Despite various global and domestic challenges, Pakistan’s freelance earnings reportedly reached $950 million in the first ten months of the current fiscal year, seemingly surpassing major competitors like India, China, and the UAE.
According to P@SHA, this trend is undermining fiscal fairness and damaging the formal IT sector. The association reiterated its support for a supportive environment for authentic freelancers while giving priority to the sustainable growth of registered IT companies and the gradual formalization of the gig economy.
To ensure long-term stability, P@SHA has recommended extending the existing 0.25% final tax regime (FTR) for IT exporters and genuine freelancers for the next 10 years. The association stressed that policy continuity is crucial for attracting international clients, maintaining steady foreign exchange inflows, and strengthening registered technology firms.
A central recommendation is the formal classification of digital workers.
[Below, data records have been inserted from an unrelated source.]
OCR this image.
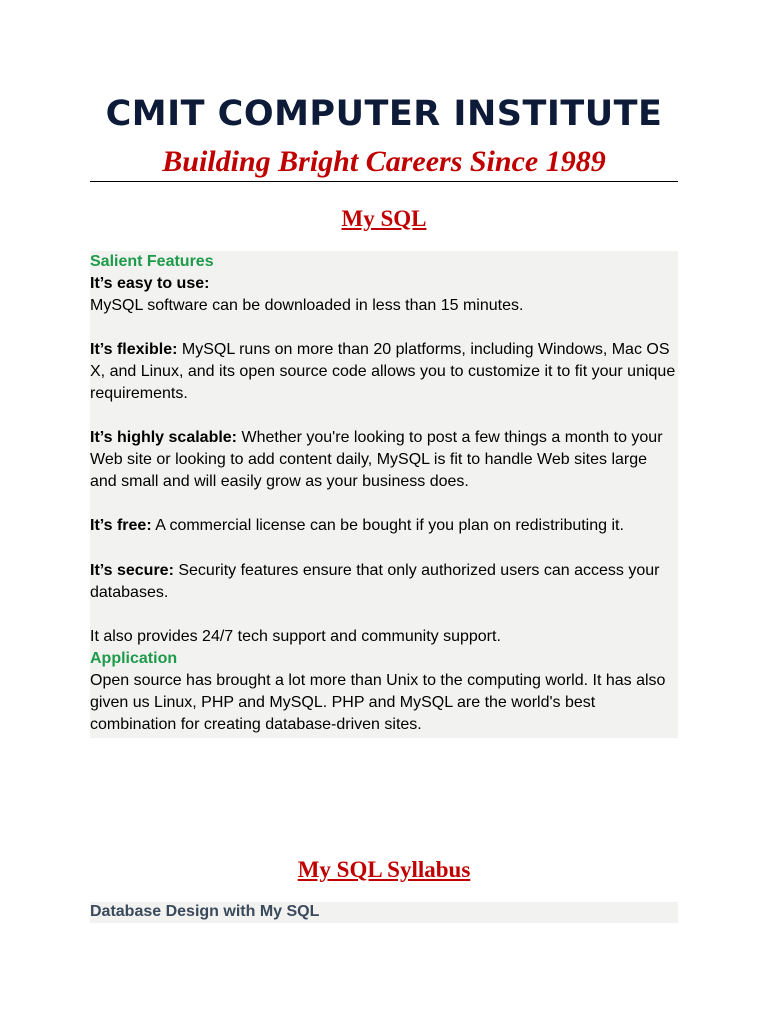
CMIT COMPUTER INSTITUTE
Building Bright Careers Since 1989
My SQL
Salient Features
It’s easy to use:
MySQL software can be downloaded in less than 15 minutes.
It’s flexible: MySQL runs on more than 20 platforms, including Windows, Mac OS X, and Linux, and its open source code allows you to customize it to fit your unique requirements.
It’s highly scalable: Whether you're looking to post a few things a month to your Web site or looking to add content daily, MySQL is fit to handle Web sites large and small and will easily grow as your business does.
It’s free: A commercial license can be bought if you plan on redistributing it.
It’s secure: Security features ensure that only authorized users can access your databases.
It also provides 24/7 tech support and community support.
Application
Open source has brought a lot more than Unix to the computing world. It has also given us Linux, PHP and MySQL. PHP and MySQL are the world's best combination for creating database-driven sites.
My SQL Syllabus
Database Design with My SQL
Independent, project-based freelancers should continue to enjoy the simplified tax regime, while individuals working full-time for foreign employers on fixed salaries should be taxed under the standard progressive income tax slabs applicable to salaried persons.
Tufail Ahmed Khan, Honorary President of the Global Freelancers Union (GFU), endorsed P@SHA’s position, stating that authentic freelancers deserve to retain the 0.25% final tax benefit, whereas remote professionals on fixed salaries from overseas should be taxed appropriately as salaried employees.
This clear distinction aims to create a level playing field for local IT companies, which invest significantly in infrastructure, regulatory compliance, employee benefits, and training, but currently face unfair competition from unregistered remote work arrangements.
P@SHA Chairman Sajjad Syed emphasized that formalizing the tax treatment of full-time remote workers will help protect the domestic corporate sector, promote documentation of the economy, and encourage individual contributors to build structured, globally competitive IT businesses.
Additionally, P@SHA called for structural reforms including simplified banking procedures, smoother inward remittance systems, and easier tax filing processes. While acknowledging the important role freelancers play in youth employment and digital exports, the association believes the long-term objective should be to help them scale up into formal organizations.
The proposals also stress the need for substantial national investment in high-growth areas such as Artificial Intelligence, cloud computing, and cybersecurity.